My trips to a Mexican beach in January, to see the Lumineers in Toronto in March and our romantic spa weekend in Quebec in April seem like eras in a different lifetime.
Most of this year consisted of long walks in local parks, bike rides along the Verdun waterfront and last weekend’s adventure looking at the Christmas lights downtown and visiting an outdoor gallery in the Gay Village. It was a reminder that local travel can open up adventure, beauty and a look at a culture beyond my own just as much as any other trip when you have the attitude.
It was a good lesson to have now. As I get older, it will be possible to keep having adventures if I keep remembering to regularly travel outside my comfort zone.
Connecting to Others Virtually
From a work point of view, as someone who runs markets and writes, I was busier than ever in 2020. I attended several virtual business conference and meetups via Zoom, Go-to-Webinar, Facebook, Google Meets, Slack and Discord.
As online meeting tools became essential for business in 2020, they opened up possibilities for personal connection too. Some of the times I remember best were playing Fibbage online with my sisters, their husbands and our good friends.

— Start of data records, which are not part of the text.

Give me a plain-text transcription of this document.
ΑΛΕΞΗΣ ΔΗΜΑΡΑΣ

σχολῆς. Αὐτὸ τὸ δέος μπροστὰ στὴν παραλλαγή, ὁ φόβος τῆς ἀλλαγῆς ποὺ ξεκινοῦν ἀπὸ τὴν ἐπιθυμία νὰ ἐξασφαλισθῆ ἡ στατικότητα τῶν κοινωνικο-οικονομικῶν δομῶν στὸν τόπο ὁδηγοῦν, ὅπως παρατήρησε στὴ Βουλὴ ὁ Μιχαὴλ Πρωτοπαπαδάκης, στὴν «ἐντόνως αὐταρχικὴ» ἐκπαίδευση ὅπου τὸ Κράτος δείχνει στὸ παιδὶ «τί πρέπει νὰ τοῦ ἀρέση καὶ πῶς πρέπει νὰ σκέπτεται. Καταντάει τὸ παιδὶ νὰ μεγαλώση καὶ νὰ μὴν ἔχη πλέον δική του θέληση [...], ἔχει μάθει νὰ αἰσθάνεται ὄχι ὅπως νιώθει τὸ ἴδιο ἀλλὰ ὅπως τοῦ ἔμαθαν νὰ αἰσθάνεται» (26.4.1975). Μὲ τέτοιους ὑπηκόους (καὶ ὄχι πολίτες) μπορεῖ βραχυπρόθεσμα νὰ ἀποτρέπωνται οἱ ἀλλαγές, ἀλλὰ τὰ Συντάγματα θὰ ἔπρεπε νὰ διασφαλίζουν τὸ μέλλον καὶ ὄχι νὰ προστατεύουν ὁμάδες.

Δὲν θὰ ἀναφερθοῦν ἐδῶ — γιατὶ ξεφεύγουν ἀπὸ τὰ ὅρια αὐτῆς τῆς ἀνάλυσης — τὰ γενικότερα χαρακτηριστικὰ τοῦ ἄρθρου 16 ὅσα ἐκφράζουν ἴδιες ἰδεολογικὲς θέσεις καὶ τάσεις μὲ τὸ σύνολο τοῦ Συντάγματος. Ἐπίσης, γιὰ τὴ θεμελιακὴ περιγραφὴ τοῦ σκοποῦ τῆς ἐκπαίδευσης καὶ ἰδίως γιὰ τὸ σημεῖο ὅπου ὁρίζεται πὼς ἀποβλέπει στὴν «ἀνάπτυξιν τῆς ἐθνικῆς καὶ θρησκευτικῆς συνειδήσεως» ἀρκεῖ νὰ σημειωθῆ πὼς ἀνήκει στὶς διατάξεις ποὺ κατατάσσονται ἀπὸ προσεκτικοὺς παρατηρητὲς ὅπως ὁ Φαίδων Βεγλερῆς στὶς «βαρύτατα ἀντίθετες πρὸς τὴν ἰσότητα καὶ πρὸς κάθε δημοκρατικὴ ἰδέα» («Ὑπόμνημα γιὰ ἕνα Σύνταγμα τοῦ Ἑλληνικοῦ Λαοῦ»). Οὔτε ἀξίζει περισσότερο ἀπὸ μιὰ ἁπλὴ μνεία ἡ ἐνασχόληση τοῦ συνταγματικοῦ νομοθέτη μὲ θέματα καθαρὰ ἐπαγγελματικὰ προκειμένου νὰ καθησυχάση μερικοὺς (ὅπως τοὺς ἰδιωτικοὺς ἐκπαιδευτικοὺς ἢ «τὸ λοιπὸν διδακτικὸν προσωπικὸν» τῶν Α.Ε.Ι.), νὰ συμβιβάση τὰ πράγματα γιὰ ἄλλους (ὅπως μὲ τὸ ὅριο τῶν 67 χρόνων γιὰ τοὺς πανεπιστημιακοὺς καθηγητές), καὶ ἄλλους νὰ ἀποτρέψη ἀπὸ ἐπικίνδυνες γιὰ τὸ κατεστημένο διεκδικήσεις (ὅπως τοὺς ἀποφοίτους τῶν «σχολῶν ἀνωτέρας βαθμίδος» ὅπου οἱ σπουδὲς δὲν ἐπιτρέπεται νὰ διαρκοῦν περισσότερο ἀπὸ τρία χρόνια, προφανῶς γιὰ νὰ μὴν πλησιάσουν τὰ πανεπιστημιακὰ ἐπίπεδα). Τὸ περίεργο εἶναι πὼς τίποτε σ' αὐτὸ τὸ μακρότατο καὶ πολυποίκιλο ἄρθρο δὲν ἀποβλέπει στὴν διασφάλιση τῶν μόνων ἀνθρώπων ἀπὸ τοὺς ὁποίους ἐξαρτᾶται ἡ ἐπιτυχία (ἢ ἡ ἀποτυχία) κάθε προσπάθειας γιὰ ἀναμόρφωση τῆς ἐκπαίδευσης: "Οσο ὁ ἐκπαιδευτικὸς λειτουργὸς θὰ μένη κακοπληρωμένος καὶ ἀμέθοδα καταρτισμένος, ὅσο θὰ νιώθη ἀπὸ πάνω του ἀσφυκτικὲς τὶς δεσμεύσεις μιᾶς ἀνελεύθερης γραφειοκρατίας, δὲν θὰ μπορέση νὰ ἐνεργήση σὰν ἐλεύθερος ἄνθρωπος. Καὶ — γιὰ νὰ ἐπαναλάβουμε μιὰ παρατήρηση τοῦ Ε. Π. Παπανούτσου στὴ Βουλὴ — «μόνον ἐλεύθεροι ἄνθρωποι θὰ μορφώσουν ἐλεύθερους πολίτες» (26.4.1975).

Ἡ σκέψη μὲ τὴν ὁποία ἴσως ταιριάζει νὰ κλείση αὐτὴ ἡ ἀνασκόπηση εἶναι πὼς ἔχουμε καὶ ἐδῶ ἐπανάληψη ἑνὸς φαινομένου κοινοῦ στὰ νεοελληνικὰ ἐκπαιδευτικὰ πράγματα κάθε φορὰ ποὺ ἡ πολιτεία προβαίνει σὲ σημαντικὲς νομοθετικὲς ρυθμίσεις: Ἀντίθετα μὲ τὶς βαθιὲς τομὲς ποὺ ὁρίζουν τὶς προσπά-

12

These events allowed me to connect to distant family and friends.
They were almost as pleasant as playing games in a tent outside in the backyard with my husband and my two adult children and picnicking outside with colleagues and friends.
In fact, my friend Diana led me to read a fascinating story about researchers studying happiness. The quote I liked best came from University of British Columbia in Vancouver psychology professor Elizabeth Dunn.
“I think a potential upside of the pandemic is that it may renew our capacity to enjoy some of the pleasurable, little experiences that many of us, prior to COVID-19, probably took for granted.”
In addition to struggling to reset our culture with new pandemic mask and distancing styles, we also faced tragedies.
The deaths of George Floyd Jr. in May created a global Black Lives Matter movement that I hope will continue to resonate in the coming year.
Then in October, we all witnessed nurses insult Joyce Echaquan, an indigenous woman suffering in a Quebec hospital. I can only hope that her film and subsequent death triggers an Indigenous Lives Matter movement here in Canada.
Add her death to the loss of important global thinkers, like Ruth Bader Ginsberg and Richard Gwyn and Canadian legends who died and it’s clear that the world is a little less wonderful than it used to be. I think we’ll all miss journalists Allan Fotheringham and Christie Blatchford, games host Alex Trebek, blues legend Salome Bey, skier Rhona Wurtele, Rush drummer Neil Peart and politicians John Turner and John Crosbie.
This year also marked a decade since my mom died. To commemorate her memory, I participated in the Great Cycle Challenge, which got me exercising a lot in August.
Another first this year—participating in Nanowrimo, the national novel writers month. I attempted to write 50,000 words in a novel. Only wrote half that, but the experience was a good one and will be repeated in 2021.
During this global pandemic, I learned more than ever how important it is to eat seasonally, live locally, stay involved in your community, be kind and say sorry.
I became even more unapologetically Canadian.